A hash function is one which takes any amount of input and gives a fixed size output. Hash functions have many uses in computing, but here we're going to focus on cryptographic hash functions. In addition to giving a fixed size output for any input, cryptographic hash functions have a couple other important qualities. One is that they're difficult to reverse. That means that given the output of a hash function, it's hard to figure out an input to the hash function that would result in that output. Another is that they're collision resistant, which means that it's hard to find two inputs to the hash function that result in the same output. Because of these qualities, cryptographic hash functions are useful for things like validating passwords. Instead of storing passwords, authentication databases can store values that are derived from passwords using hash functions. This means that anybody that recovers the database will have a hard time figuring out the user's passwords (because the function is difficult to reverse). They're also useful verifying the integrity of data. A large amount of data may be difficult to inspect for tampering but the fixed sized output of a hash function could be reasonable, and since the functions are collision resistant, it would be hard to tamper with the data in a way that would result in the same hash value.
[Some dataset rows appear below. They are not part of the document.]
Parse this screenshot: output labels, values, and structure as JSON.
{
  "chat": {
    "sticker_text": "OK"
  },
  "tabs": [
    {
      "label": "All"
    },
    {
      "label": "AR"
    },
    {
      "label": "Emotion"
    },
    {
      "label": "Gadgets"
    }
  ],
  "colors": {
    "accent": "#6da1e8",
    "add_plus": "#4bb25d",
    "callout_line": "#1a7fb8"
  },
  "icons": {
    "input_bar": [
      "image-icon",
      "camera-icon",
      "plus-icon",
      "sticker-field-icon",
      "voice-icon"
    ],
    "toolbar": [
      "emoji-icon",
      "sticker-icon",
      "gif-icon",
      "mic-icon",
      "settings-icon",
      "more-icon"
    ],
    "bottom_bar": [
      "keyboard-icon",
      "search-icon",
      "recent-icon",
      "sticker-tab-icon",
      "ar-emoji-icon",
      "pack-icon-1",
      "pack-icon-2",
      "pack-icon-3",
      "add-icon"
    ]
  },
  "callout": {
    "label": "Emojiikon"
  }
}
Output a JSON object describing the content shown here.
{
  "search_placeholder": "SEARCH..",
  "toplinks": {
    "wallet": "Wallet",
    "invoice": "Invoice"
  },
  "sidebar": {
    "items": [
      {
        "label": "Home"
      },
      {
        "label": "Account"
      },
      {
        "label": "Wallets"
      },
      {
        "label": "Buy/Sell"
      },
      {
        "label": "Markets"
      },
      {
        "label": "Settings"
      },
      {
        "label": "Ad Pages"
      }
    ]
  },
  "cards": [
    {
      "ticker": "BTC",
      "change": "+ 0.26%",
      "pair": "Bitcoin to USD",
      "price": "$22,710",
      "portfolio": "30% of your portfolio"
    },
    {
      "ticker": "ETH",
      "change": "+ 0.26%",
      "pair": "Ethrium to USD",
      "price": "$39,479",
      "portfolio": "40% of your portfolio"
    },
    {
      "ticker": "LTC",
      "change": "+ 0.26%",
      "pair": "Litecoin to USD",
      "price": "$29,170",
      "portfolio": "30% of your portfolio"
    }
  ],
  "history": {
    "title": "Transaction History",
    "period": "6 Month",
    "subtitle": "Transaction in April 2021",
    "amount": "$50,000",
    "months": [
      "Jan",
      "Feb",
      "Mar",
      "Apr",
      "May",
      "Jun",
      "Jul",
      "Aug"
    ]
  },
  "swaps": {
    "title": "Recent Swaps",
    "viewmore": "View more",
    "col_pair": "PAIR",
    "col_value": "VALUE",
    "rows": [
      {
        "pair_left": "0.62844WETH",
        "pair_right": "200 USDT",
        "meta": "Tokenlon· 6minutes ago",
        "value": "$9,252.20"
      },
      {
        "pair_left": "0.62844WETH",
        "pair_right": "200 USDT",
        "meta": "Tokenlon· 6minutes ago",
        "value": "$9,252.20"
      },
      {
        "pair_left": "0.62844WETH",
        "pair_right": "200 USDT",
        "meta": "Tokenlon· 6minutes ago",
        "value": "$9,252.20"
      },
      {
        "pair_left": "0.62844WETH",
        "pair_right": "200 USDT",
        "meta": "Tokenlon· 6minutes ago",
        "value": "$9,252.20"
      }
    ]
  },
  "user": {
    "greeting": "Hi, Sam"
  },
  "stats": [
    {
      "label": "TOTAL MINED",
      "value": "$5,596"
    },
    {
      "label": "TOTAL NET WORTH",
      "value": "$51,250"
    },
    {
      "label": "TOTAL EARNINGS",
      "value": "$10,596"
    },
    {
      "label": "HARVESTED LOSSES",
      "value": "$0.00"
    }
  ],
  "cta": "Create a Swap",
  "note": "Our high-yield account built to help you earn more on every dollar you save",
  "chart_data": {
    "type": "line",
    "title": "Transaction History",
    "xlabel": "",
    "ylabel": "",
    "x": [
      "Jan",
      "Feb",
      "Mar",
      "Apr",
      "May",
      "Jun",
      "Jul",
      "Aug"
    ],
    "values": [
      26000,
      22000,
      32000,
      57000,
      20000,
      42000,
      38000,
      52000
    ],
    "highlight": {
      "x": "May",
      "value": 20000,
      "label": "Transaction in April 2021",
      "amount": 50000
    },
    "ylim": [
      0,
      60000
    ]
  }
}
Hash values are also used in many places on this site, especially for submitting solutions. Instead of submitting hundreds or thousands of characters of plain text to prove that you have it, we generally have you run the data through a hash function and submit the output value. Let's go over how to hash data in linux and in python. The hash functions we'll use are md5 and sha256.

Linux

In linux, there are programs called md5sum and sha256sum which work well for our purposes. Note that on OS X these commands are named slightly differently, namely md5 and shasum -a 256 respectively. Let's say we want to hash the string "Hello, world!".
$ printf "Hello, world!" | md5sum
6cd3556deb0da54bca060b4c39479839  -
Notice the use of the command printf as opposed to echo, this prevents a new line from being appended to our data, so the string is piped to the md5sum exactly as is. The output line shows 6cd3556deb0da54bca060b4c39479839, which is the hexadecimal string representation of the 128 bit hash output. The dash after the hex value indicates that the input was stdin and isn't part of the output of the hash function. Similarly, to compute the sha256 hash of the value:
$ printf "Hello, world!" | sha256sum
315f5bdb76d078c43b8ac0064e4a0164612b1fce77c869345bfc94c75894edd3  -
Notice that the hash output is twice as long, as sha256 outputs 256 bits and md5 outputs 128 bits.

Python

Luckily, python comes with implementations of common hash function in a module called hashlib. Using the same string as before, "Hello, world!", here's how to compute the md5 and sha256 hash in python using the ipython shell.
In [1]: import hashlib

In [2]: hashlib.md5('Hello, world!').hexdigest()
Out[2]: '6cd3556deb0da54bca060b4c39479839'

In [3]: hashlib.sha256('Hello, world!').hexdigest()
Out[3]: '315f5bdb76d078c43b8ac0064e4a0164612b1fce77c869345bfc94c75894edd3'

Review

To prove you understood this tutorial, show that you can use these hash functions. Hash the string id0-rsa.pub with sha256, then hash the hex string output with md5, and submit the lowercase hex result.

Test Vector

Using the string testing. The sha256 hex hash value of this string is cf80cd8aed482d5d1527d7dc72fceff84e6326592848447d2dc0b0e87dfc9a90. Hashing this hex string with md5 gives the result ea52a276e74e31d07c6f82af2f3c192a, so this would be the solution.